Books to Transport You: The Best Travelers' Tales for Hard Times.
In times like these, I'm drawn to short stories, novellas, and expressive memoirs with a powerful sense of faraway places: enigmatic flights of fantasy.
In the 1920s, pioneering French aviator Antoine de Saint-Exupéry crossed the “desert as smooth as marble” to open new mail routes across the Sahara. His 1939 memoir, Wind, Sand and Stars, weaves between past and present, real and imagined, from salt towns to antediluvian forests. He describes drinking dew to survive a plane crash and discovering a single orange in the wreckage. “I lie on my back and suck the fruit, counting the shooting stars. For a moment, my happiness is infinite.
It's not always clear what's real and what's a mirage, much like Japan's enigmatic dreamscape in Alessandro Baricco's love story Silk. The protagonist of the novel is a French merchant who in 1861 follows the silk route through Central Asia. There's something magnificently appealing about the way Baricco compresses time and space. He quickly passes through Siberia with just a few brief words – except, he suggests, a place called Lake Baikal.
Sylvain Tesson was in a lakeside cabin in 2010 when he wrote Consolations of the Forest. Tesson evokes walking on ice with the lucid economy of a poet, and constantly questions perspective: “When you consider the journey of a snowflake, from peaks to lake and from lake to sea across rivers, you feel like a poor excuse. for a traveller. ”
Another traveler whose pen seems to write even more fluently in low temperatures is Sara Wheeler. His biography of Apsley Cherry-Garrard explorer, Cherry, keeps you enthralled in its icy grip. One of the youngest members of Scott's final expedition to Antarctica in 1910, Cherry-Garrard's many adventures included a winter foray to Cape Crozier to collect emperor penguin eggs - an expedition he described in his memoir The Worst World Journey.
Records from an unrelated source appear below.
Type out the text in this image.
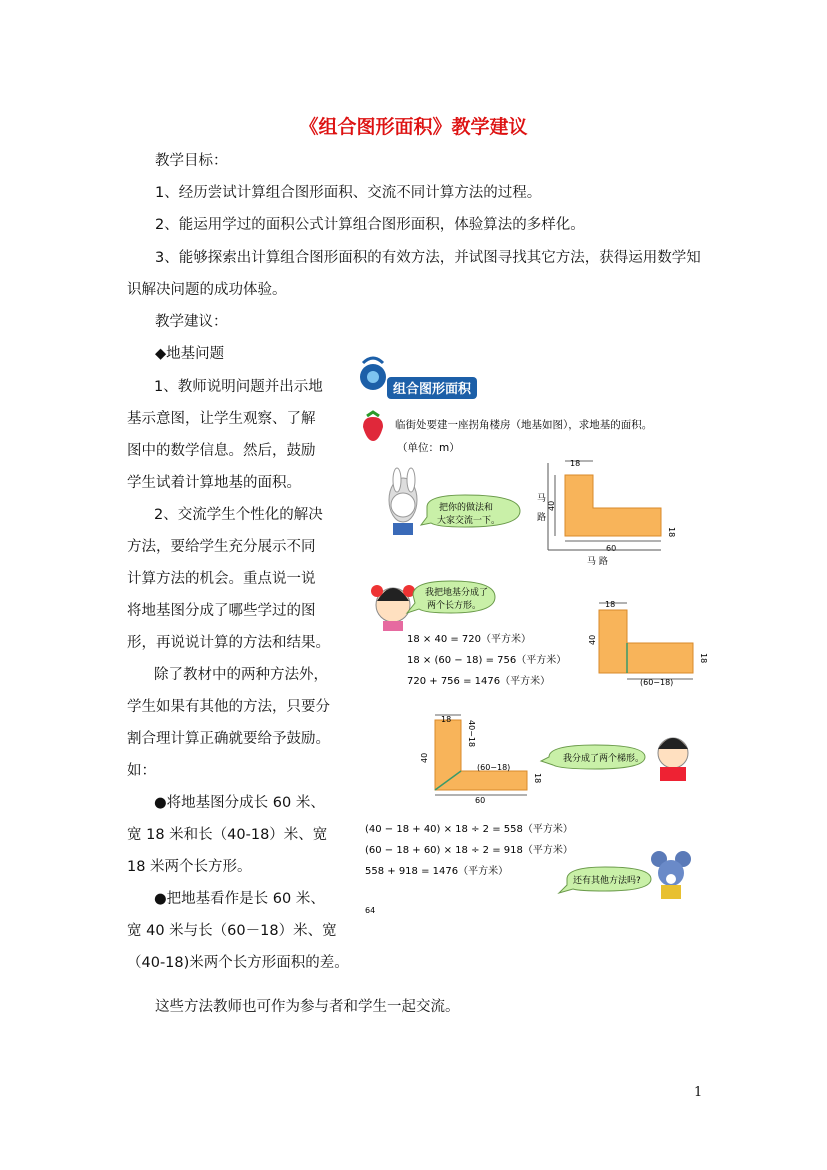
《组合图形面积》教学建议
教学目标：
1、经历尝试计算组合图形面积、交流不同计算方法的过程。
2、能运用学过的面积公式计算组合图形面积，体验算法的多样化。
3、能够探索出计算组合图形面积的有效方法，并试图寻找其它方法，获得运用数学知
识解决问题的成功体验。
教学建议：
◆地基问题
1、教师说明问题并出示地
基示意图，让学生观察、了解
图中的数学信息。然后，鼓励
学生试着计算地基的面积。
2、交流学生个性化的解决
方法，要给学生充分展示不同
计算方法的机会。重点说一说
将地基图分成了哪些学过的图
形，再说说计算的方法和结果。
除了教材中的两种方法外，
学生如果有其他的方法，只要分
割合理计算正确就要给予鼓励。
如：
●将地基图分成长 60 米、
宽 18 米和长（40-18）米、宽
18 米两个长方形。
●把地基看作是长 60 米、
宽 40 米与长（60－18）米、宽
（40-18)米两个长方形面积的差。
这些方法教师也可作为参与者和学生一起交流。
1
组合图形面积
临街处要建一座拐角楼房（地基如图），求地基的面积。
（单位：m）
把你的做法和
大家交流一下。
18
40
60
18
马路
马 路
我把地基分成了
两个长方形。
18 × 40 = 720（平方米）
18 × (60 − 18) = 756（平方米）
720 + 756 = 1476（平方米）
18
40
(60−18)
18
18
40−18
40
(60−18)
18
60
我分成了两个梯形。
(40 − 18 + 40) × 18 ÷ 2 = 558（平方米）
(60 − 18 + 60) × 18 ÷ 2 = 918（平方米）
558 + 918 = 1476（平方米）
还有其他方法吗?
64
Wheeler's writing is deeply empathetic to the man and place, as she shows in her account of her own experiences there, Terra Incognita.
Daniel Mason evokes the equatorial heat of the jungle in 19th-century Malaya with his short story “The Ecstasy of Alfred Russel Wallace”, in his collection, A Registry of My Passage Upon the Earth. Mason takes you inside the head of a man whose “physical travels were but a faint trail through the vastness of his wonder”, through dense forests, “clots of insects” tumbling out of coconut blossoms.
For all the exotic allure of faraway places, the past can seem even more remote. As I Leave One Summer Morning Laurie Lee describes a long walk through Spain in the 1930s, when Europe was open, "a place of casual borders, few questions asked, and almost no travellers." There may have been a brutal war, but how I would have liked to have seen the Spain he saw – pre-Brexit, pre-cowardly, pre-mass tourism. On what we now call the Costa del Sol, he observes “a white-sailed fishing fleet, voiceless, timeless, still as air, floating on the shore like pieces of paper” – an image that transports me to a time and a place. forever beyond our reach.